2. **Create (or reuse) a virtual environment**

```bash
uv venv
source .venv/bin/activate
```

3. **Install DeepBrief in editable mode**

```bash
uv pip install -e .
```

## 🔧 Environment Setup

DeepBrief automatically loads `.env` at startup. Create one at the project root:

```
OPENAI_API_KEY="your-key"
OPENAI_API_MODEL="gpt-5-mini"
OPENAI_API_BASE_URL="https://api.openai.com/v1"
ELEVENLABS_API_KEY="your-key"

STORAGE_BINDING_NAME="bucketstore"
MINIO_ENDPOINT=http://localhost:9000
MINIO_ACCESS_KEY=miniokey
MINIO_SECRET_KEY=miniosecret

DOCLING_PICTURE_API_KEY="your-key"
TAVILY_API_KEY="your-key"
```

## 🔌 System Requirements

- **FFmpeg** for audio tooling

```bash
brew install ffmpeg
```

- **Dapr CLI** (DeepBrief relies on Dapr Workflow Runtime)

```bash
brew install dapr/tap/dapr-cli
dapr init
```

Verify the setup:

```bash
dapr -v
docker ps
```

## 🧩 Srarting DeepBrief Workflow Server (Dapr + uv)

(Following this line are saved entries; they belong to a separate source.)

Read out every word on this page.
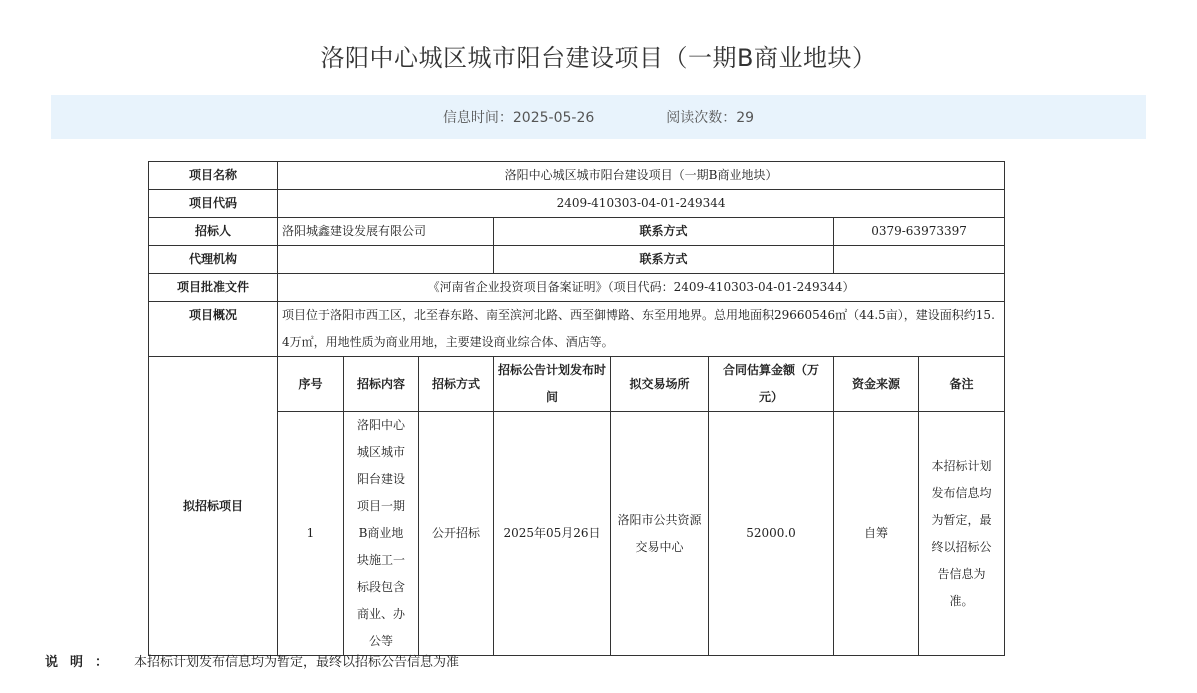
洛阳中心城区城市阳台建设项目（一期B商业地块）
信息时间：2025-05-26	阅读次数：29
项目名称	洛阳中心城区城市阳台建设项目（一期B商业地块）							
项目代码	2409-410303-04-01-249344							
招标人	洛阳城鑫建设发展有限公司			联系方式			0379-63973397	
代理机构				联系方式				
项目批准文件	《河南省企业投资项目备案证明》（项目代码：2409-410303-04-01-249344）							
项目概况	项目位于洛阳市西工区，北至春东路、南至滨河北路、西至御博路、东至用地界。总用地面积29660546㎡（44.5亩），建设面积约15.4万㎡，用地性质为商业用地，主要建设商业综合体、酒店等。							
拟招标项目	序号	招标内容	招标方式	招标公告计划发布时间	拟交易场所	合同估算金额（万元）	资金来源	备注
	1	洛阳中心城区城市阳台建设项目一期B商业地块施工一标段包含商业、办公等	公开招标	2025年05月26日	洛阳市公共资源交易中心	52000.0	自筹	本招标计划发布信息均为暂定，最终以招标公告信息为准。
说明： 本招标计划发布信息均为暂定，最终以招标公告信息为准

DeepBrief runs as a packaged module. To run the local `FastAPI` + `Dapr workflows` you should always launch it under Dapr so the workflow runtime can coordinate activities. Locally, you can use the existing [dapr.yaml](deploy/local/dapr.yaml):

```yaml
version: 1
common:
  resourcesPath: ./components
  logLevel: info

apps:
  - appId: deepbrief
    appPort: 8080
    appDirPath: .
    command: ["uv", "run", "-m", "deepbrief"]
    maxBodySize: 256Mi
```

Run it the following way:

```bash
dapr run -f deploy/local/dapr.yaml
```

or launch with:

```bash
dapr run \
  --app-id researchpodcast \
  --app-port 8080 \
  --resources-path deploy/local/components \
  --max-body-size 256 \
  -- uv run -m deepbrief
```

## 🚀 API Endpoints

DeepBrief exposes a FastAPI service for workflow control:

| Method | Endpoint                               | Description                                             |
| ------ | -------------------------------------- | ------------------------------------------------------- |
| POST   | `/workflows/research-podcast`          | Start a research-paper → podcast workflow               |
| GET    | `/workflows/{instance_id}`             | Fetch workflow status                                   |
| GET    | `/workflows/{instance_id}/wait`        | Block until a workflow completes                        |
| POST   | `/workflows/{instance_id}/terminate`   | Terminate a workflow instance (optional recursive stop) |

## ⚡️ Triggering Workflow via Client

```bash
uv run python3 deploy/local/test.py start \  --podcast-name "AI Security Voice" \
  --host-name "Roberto Rodriguez" \
  --host-voice "Cyb3rWard0g" \
  --max-rounds 3 \
  --output-directory output \
  --persist-locally \
  --papers-storage-prefix papers \
  --indexes-storage-prefix indexes \
  --transcripts-storage-prefix transcripts \
  --markdowns-storage-prefix markdowns \
  --download-timeout-seconds 120 \
  --search-max-results 2
```

## 📦 Release Process

To publish a new release to PyPI:

1. **Install dev dependencies**

```bash
uv pip install -e ".[dev]"
```

2. **Ensure tests pass**

```bash
uv run pytest tests/
```

3. **Push mainline first, then tag**

```bash
git checkout main
git pull --ff-only
git merge <feature-branch>
git push origin main
```

4. **Tag and push the release**

```bash
git tag -a v0.1.0 -m "Release 0.1.0"
git push origin v0.1.0
git checkout v0.1.0
```

5. **Clean old artifacts**

```bash
rm -rf dist build src/*.egg-info
```

6. **Upgrade build tooling**

```bash
uv pip install --upgrade build twine packaging setuptools wheel setuptools_scm
```

7. **Build and verify**

```bash
uv run python -m build
uv run twine check dist/*
```

8. **Publish to PyPI**

```bash
uv run twine upload dist/*
```

**Notes**

- Twine ≥ 6 and packaging ≥ 24.2 are required for modern metadata support.
- Always build from the release tag (`git checkout vX.Y.Z`) so `setuptools_scm` resolves the exact version. Detached HEAD mode is expected; return to your branch later with `git switch -`.
- CI pipelines should fetch tags (`git fetch --tags --force --prune` and `git fetch --unshallow || true`).